-
Notifications
You must be signed in to change notification settings - Fork 146
Operator 1.24.0 crashloops on startup when cluster-wide secrets RBAC is missing (regression from #2530) #2791
Description
Pre-submission Checklist
- I have searched existing issues and this is not a duplicate
- This is a Datadog Operator issue (CRDs, reconciliation, etc.), not a Datadog Agent or Datadog service problem (dashboards, monitors, etc.)
Operator version
1.24.0
Operator Helm chart version
2.19.1
Bug Report
Operator 1.24.0 (chart 2.19.x) crashloops on startup when the ServiceAccount
lacks cluster-wide list/watch on secrets.
We run rbac.create: false with a hand-managed ClusterRole scoped to only
what we need (Datadog CRDs, events, namespaces, leases, configmaps). We do
not grant cluster-wide secrets access by policy.
On 1.23.1 (chart 2.18.1) this was fine — the operator logged a warning
("Unable to get Secret informer, Helm metadata collection will be disabled"),
skipped the Helm metadata path, and started normally.
On 1.24.0 the same missing permission causes a cache sync timeout on
*v1.Secret, which kills mgr.Start() and the pod exits with code 1.
The behavior is nondeterministic — sometimes it starts, sometimes it doesn't,
depending on informer sync ordering/timing.

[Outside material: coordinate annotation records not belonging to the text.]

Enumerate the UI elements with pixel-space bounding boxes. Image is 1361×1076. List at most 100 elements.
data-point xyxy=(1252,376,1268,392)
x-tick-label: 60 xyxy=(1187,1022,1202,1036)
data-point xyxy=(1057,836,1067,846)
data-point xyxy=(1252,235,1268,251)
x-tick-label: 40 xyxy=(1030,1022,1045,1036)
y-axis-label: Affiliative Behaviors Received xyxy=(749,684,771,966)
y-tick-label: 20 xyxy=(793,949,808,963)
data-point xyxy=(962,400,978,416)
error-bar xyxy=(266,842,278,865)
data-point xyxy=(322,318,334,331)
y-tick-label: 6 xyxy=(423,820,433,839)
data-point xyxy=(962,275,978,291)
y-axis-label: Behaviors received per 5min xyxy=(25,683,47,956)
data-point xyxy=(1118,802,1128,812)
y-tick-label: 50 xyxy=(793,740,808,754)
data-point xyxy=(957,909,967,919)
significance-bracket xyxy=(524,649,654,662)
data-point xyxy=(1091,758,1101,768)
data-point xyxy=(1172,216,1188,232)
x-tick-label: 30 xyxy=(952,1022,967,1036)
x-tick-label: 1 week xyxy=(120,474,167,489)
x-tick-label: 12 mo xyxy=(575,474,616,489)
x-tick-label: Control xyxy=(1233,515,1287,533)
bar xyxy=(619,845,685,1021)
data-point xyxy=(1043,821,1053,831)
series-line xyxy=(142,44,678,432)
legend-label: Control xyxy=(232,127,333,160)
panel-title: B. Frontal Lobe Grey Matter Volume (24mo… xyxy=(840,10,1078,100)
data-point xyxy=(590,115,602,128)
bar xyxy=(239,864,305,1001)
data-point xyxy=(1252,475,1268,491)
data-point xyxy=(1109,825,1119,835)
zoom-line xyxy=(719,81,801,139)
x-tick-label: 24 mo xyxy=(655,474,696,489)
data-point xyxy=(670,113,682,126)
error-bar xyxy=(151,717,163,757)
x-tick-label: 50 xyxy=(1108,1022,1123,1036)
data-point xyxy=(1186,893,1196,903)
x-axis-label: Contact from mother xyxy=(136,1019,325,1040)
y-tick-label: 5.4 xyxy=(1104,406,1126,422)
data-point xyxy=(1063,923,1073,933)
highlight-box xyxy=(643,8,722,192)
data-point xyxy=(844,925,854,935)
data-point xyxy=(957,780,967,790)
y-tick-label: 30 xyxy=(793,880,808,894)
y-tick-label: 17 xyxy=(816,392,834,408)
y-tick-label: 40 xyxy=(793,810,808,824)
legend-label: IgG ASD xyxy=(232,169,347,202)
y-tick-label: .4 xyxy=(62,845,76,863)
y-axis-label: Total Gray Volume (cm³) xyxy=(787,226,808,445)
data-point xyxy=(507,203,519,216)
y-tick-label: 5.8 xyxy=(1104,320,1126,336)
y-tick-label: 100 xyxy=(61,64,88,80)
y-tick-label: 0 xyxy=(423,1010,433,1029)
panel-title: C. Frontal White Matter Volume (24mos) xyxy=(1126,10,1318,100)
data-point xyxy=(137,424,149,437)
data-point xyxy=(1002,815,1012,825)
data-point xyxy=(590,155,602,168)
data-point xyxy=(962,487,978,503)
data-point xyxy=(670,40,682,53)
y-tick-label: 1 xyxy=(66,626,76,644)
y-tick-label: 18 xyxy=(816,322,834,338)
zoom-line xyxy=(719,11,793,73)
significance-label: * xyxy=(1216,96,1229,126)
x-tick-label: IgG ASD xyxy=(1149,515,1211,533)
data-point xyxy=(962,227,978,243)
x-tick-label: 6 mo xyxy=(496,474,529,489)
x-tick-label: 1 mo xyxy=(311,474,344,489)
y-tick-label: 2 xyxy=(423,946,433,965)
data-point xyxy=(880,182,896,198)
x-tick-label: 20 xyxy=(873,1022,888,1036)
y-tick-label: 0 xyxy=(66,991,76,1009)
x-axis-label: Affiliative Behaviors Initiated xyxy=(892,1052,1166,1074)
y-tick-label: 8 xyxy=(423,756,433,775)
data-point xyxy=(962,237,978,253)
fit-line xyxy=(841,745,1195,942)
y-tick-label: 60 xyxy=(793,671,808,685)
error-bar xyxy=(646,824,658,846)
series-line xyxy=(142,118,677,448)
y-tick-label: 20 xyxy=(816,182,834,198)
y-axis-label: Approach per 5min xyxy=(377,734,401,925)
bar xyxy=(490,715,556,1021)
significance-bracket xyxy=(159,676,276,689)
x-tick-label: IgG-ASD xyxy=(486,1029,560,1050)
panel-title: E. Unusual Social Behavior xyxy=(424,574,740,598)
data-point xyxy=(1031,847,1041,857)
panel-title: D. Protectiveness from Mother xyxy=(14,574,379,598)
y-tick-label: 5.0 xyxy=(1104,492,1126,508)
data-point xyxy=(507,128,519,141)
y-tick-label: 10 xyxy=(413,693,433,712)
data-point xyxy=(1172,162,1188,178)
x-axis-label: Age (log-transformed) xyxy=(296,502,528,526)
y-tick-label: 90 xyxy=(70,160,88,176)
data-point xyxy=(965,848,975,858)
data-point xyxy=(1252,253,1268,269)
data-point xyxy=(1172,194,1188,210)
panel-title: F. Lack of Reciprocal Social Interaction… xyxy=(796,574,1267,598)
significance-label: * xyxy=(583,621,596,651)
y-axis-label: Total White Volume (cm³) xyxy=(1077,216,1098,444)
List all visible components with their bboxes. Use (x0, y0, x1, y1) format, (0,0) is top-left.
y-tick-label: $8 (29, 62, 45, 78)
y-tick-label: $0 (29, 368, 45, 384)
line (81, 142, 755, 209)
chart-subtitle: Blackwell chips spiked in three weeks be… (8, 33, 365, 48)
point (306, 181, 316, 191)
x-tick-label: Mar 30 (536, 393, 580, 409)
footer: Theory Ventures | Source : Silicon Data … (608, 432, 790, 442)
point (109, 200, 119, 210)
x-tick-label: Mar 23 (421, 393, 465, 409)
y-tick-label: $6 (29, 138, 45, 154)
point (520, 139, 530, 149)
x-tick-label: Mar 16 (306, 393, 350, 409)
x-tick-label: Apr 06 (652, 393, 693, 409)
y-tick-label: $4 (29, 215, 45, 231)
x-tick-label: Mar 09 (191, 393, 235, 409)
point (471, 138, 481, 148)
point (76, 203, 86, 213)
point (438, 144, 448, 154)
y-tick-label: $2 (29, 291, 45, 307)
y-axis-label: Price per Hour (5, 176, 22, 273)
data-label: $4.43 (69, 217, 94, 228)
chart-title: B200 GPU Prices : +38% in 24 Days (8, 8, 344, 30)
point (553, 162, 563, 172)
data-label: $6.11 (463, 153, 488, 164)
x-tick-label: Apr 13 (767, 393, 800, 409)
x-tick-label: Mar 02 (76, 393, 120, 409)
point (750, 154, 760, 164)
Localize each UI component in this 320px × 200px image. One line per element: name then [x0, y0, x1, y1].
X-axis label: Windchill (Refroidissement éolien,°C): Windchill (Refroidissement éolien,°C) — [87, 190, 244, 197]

This appears to be a side effect of #2530 ("Remove early exit in
credential-dependent controllers when credentials are missing"), which
changed how the operator handles missing credentials/informers at startup.
Expected: operator starts and degrades gracefully (disables Helm metadata)
when secrets RBAC is absent, same as 1.23.1.
Actual: nondeterministic crash on startup due to Secret informer cache
sync timeout.
Steps to Reproduce
- Deploy chart 2.19.x with
rbac.create: false - Create a ClusterRole that does NOT include
secretslist/watch at cluster scope - Enable at least one controller (e.g.
datadogMonitor+datadogDashboard) - Set
operatorMetricsEnabled: "true"(default) - Observe pod — it will either start with forbidden errors or crashloop
with "failed waiting for *v1.Secret Informer to sync" / exit code 1
Environment
- Operator: 1.24.0 (works on 1.23.1)
- Chart: datadog-operator 2.19.1
- Kubernetes: 1.29
- Helm: 3.x
Additional Context
Workarounds:
- Pin to chart 2.18.1 / operator 1.23.1
- Grant cluster-wide secrets get/list/watch
- Set operatorMetricsEnabled: "false"
The Helm metadata feature (Secret informer for sh.helm.release.v1) probably
shouldn't be in the startup critical path when the permission is missing.
Ideally it would fail open like it did in 1.23.1.